V. Gupta, M. Chugh, A.N. Jha, B.S. Walia and S. Vaishya

From the Departments of Interventional Neuroradiology (V.G., M.C.) and Neurosurgery (A.N.J., B.S.W., S.V.), Max Superspeciality Hospital, New Delhi, India.

Please address correspondence to Vipul Gupta, Interventional Neuroradiology, Department of Neurosurgery, Max Superspeciality Hospital, 1 Press Enclave Rd, Saket, New Delhi, India 110017; e mail: vipulgupta25{at}yahoo.com

BACKGROUND AND PURPOSE: The very small size of cerebral aneurysms is considered to be one of the limitations for endovascular treatment, with a high risk for intraoperative rupture. We report on treatment of very small saccular ruptured cerebral aneurysms by coil embolization. All the cases were of 2-mm aneurysms with at least 1 of the dimensions being less than 2 mm.

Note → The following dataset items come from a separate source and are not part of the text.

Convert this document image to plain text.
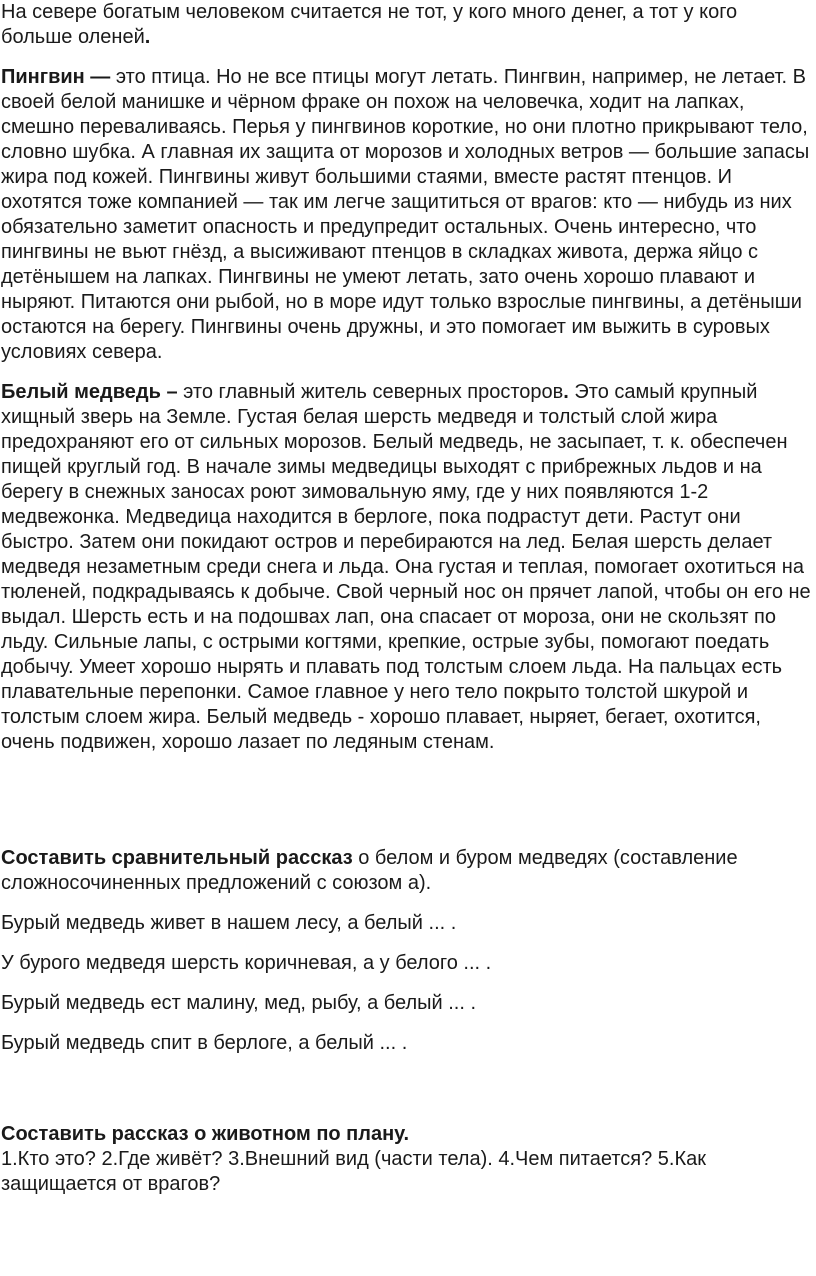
На севере богатым человеком считается не тот, у кого много денег, а тот у кого больше оленей.

Пингвин — это птица. Но не все птицы могут летать. Пингвин, например, не летает. В своей белой манишке и чёрном фраке он похож на человечка, ходит на лапках, смешно переваливаясь. Перья у пингвинов короткие, но они плотно прикрывают тело, словно шубка. А главная их защита от морозов и холодных ветров — большие запасы жира под кожей. Пингвины живут большими стаями, вместе растят птенцов. И охотятся тоже компанией — так им легче защититься от врагов: кто — нибудь из них обязательно заметит опасность и предупредит остальных. Очень интересно, что пингвины не вьют гнёзд, а высиживают птенцов в складках живота, держа яйцо с детёнышем на лапках. Пингвины не умеют летать, зато очень хорошо плавают и ныряют. Питаются они рыбой, но в море идут только взрослые пингвины, а детёныши остаются на берегу. Пингвины очень дружны, и это помогает им выжить в суровых условиях севера.

Белый медведь – это главный житель северных просторов. Это самый крупный хищный зверь на Земле. Густая белая шерсть медведя и толстый слой жира предохраняют его от сильных морозов. Белый медведь, не засыпает, т. к. обеспечен пищей круглый год. В начале зимы медведицы выходят с прибрежных льдов и на берегу в снежных заносах роют зимовальную яму, где у них появляются 1-2 медвежонка. Медведица находится в берлоге, пока подрастут дети. Растут они быстро. Затем они покидают остров и перебираются на лед. Белая шерсть делает медведя незаметным среди снега и льда. Она густая и теплая, помогает охотиться на тюленей, подкрадываясь к добыче. Свой черный нос он прячет лапой, чтобы он его не выдал. Шерсть есть и на подошвах лап, она спасает от мороза, они не скользят по льду. Сильные лапы, с острыми когтями, крепкие, острые зубы, помогают поедать добычу. Умеет хорошо нырять и плавать под толстым слоем льда. На пальцах есть плавательные перепонки. Самое главное у него тело покрыто толстой шкурой и толстым слоем жира. Белый медведь - хорошо плавает, ныряет, бегает, охотится, очень подвижен, хорошо лазает по ледяным стенам.

Составить сравнительный рассказ о белом и буром медведях (составление сложносочиненных предложений с союзом а).

Бурый медведь живет в нашем лесу, а белый ... .

У бурого медведя шерсть коричневая, а у белого ... .

Бурый медведь ест малину, мед, рыбу, а белый ... .

Бурый медведь спит в берлоге, а белый ... .

Составить рассказ о животном по плану.
1.Кто это? 2.Где живёт? 3.Внешний вид (части тела). 4.Чем питается? 5.Как защищается от врагов?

MATERIALS AND METHODS: We performed retrospective analysis of 7 consecutive cases of very small aneurysms treated by coil embolization in our institution between July 2006 and April 2008.

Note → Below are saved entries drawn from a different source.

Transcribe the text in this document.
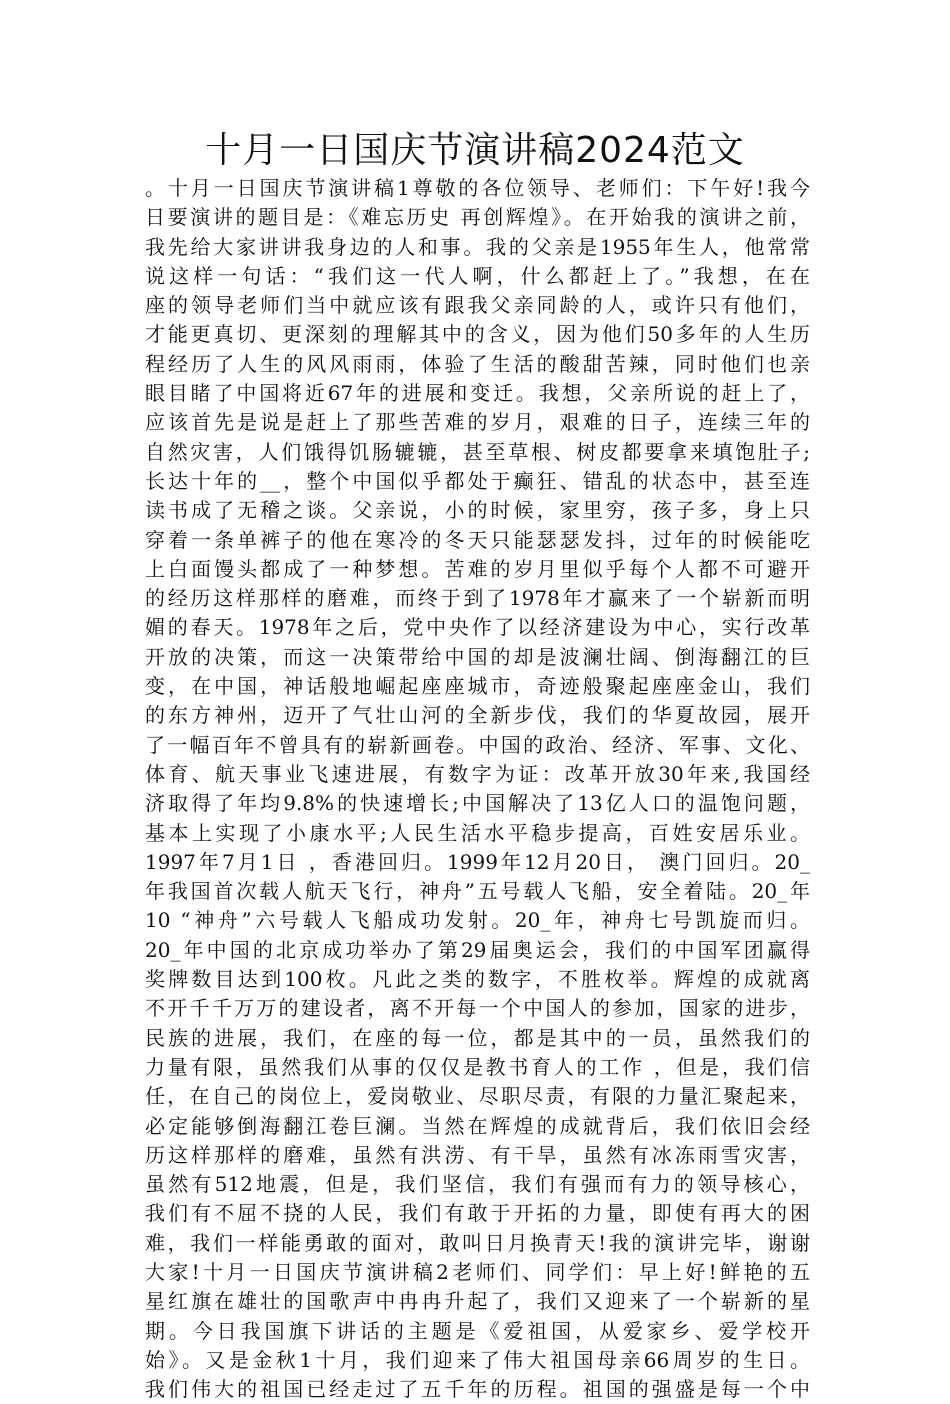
十月一日国庆节演讲稿2024范文
。十月一日国庆节演讲稿1尊敬的各位领导、老师们：下午好!我今
日要演讲的题目是：《难忘历史 再创辉煌》。在开始我的演讲之前，
我先给大家讲讲我身边的人和事。我的父亲是1955年生人，他常常
说这样一句话：“我们这一代人啊，什么都赶上了。”我想，在在
座的领导老师们当中就应该有跟我父亲同龄的人，或许只有他们，
才能更真切、更深刻的理解其中的含义，因为他们50多年的人生历
程经历了人生的风风雨雨，体验了生活的酸甜苦辣，同时他们也亲
眼目睹了中国将近67年的进展和变迁。我想，父亲所说的赶上了，
应该首先是说是赶上了那些苦难的岁月，艰难的日子，连续三年的
自然灾害，人们饿得饥肠辘辘，甚至草根、树皮都要拿来填饱肚子;
长达十年的__，整个中国似乎都处于癫狂、错乱的状态中，甚至连
读书成了无稽之谈。父亲说，小的时候，家里穷，孩子多，身上只
穿着一条单裤子的他在寒冷的冬天只能瑟瑟发抖，过年的时候能吃
上白面馒头都成了一种梦想。苦难的岁月里似乎每个人都不可避开
的经历这样那样的磨难，而终于到了1978年才赢来了一个崭新而明
媚的春天。1978年之后，党中央作了以经济建设为中心，实行改革
开放的决策，而这一决策带给中国的却是波澜壮阔、倒海翻江的巨
变，在中国，神话般地崛起座座城市，奇迹般聚起座座金山，我们
的东方神州，迈开了气壮山河的全新步伐，我们的华夏故园，展开
了一幅百年不曾具有的崭新画卷。中国的政治、经济、军事、文化、
体育、航天事业飞速进展，有数字为证：改革开放30年来,我国经
济取得了年均9.8%的快速增长;中国解决了13亿人口的温饱问题，
基本上实现了小康水平;人民生活水平稳步提高，百姓安居乐业。
1997年7月1日 ，香港回归。1999年12月20日， 澳门回归。20_
年我国首次载人航天飞行，神舟”五号载人飞船，安全着陆。20_年
10 “神舟”六号载人飞船成功发射。20_年，神舟七号凯旋而归。
20_年中国的北京成功举办了第29届奥运会，我们的中国军团赢得
奖牌数目达到100枚。凡此之类的数字，不胜枚举。辉煌的成就离
不开千千万万的建设者，离不开每一个中国人的参加，国家的进步，
民族的进展，我们，在座的每一位，都是其中的一员，虽然我们的
力量有限，虽然我们从事的仅仅是教书育人的工作 ，但是，我们信
任，在自己的岗位上，爱岗敬业、尽职尽责，有限的力量汇聚起来，
必定能够倒海翻江卷巨澜。当然在辉煌的成就背后，我们依旧会经
历这样那样的磨难，虽然有洪涝、有干旱，虽然有冰冻雨雪灾害，
虽然有512地震，但是，我们坚信，我们有强而有力的领导核心，
我们有不屈不挠的人民，我们有敢于开拓的力量，即使有再大的困
难，我们一样能勇敢的面对，敢叫日月换青天!我的演讲完毕，谢谢
大家!十月一日国庆节演讲稿2老师们、同学们：早上好!鲜艳的五
星红旗在雄壮的国歌声中冉冉升起了，我们又迎来了一个崭新的星
期。今日我国旗下讲话的主题是《爱祖国，从爱家乡、爱学校开
始》。又是金秋1十月，我们迎来了伟大祖国母亲66周岁的生日。
我们伟大的祖国已经走过了五千年的历程。祖国的强盛是每一个中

RESULTS: 3D rotational angiography (3DRA) was found to be most accurate in the detection of these aneurysms; in 2 cases, 3DRA revealed the aneurysms after results on digital subtraction angiography (DSA) were considered to be negative. Coil embolization was successfully performed in 6 cases, whereas in 1 case, spontaneous thrombosis occurred after microcatheter placement. Complete (n = 5) or near complete (n = 2) immediate occlusion was seen. A single soft coil was used in all cases with the shortest available length. Balloon assistance was used in 3 cases. Although minimal coil projection in the parent vessel was seen in 3 cases, no untoward clinical complication was seen. Follow-up DSA and MR angiography in 4 patients demonstrated persistent occlusion (n = 3) or progressive thrombosis (n = 1) of the aneurysms. All of the patients with available follow-up are independent in day-to-day activities with a modified Rankin Score (mRS) of 0 or 1.

CONCLUSIONS: Coil embolization of very small ruptured cerebral aneurysms is feasible. Careful consideration of the technical issues in treatment of these cases is essential to achieve technical success while avoiding complications.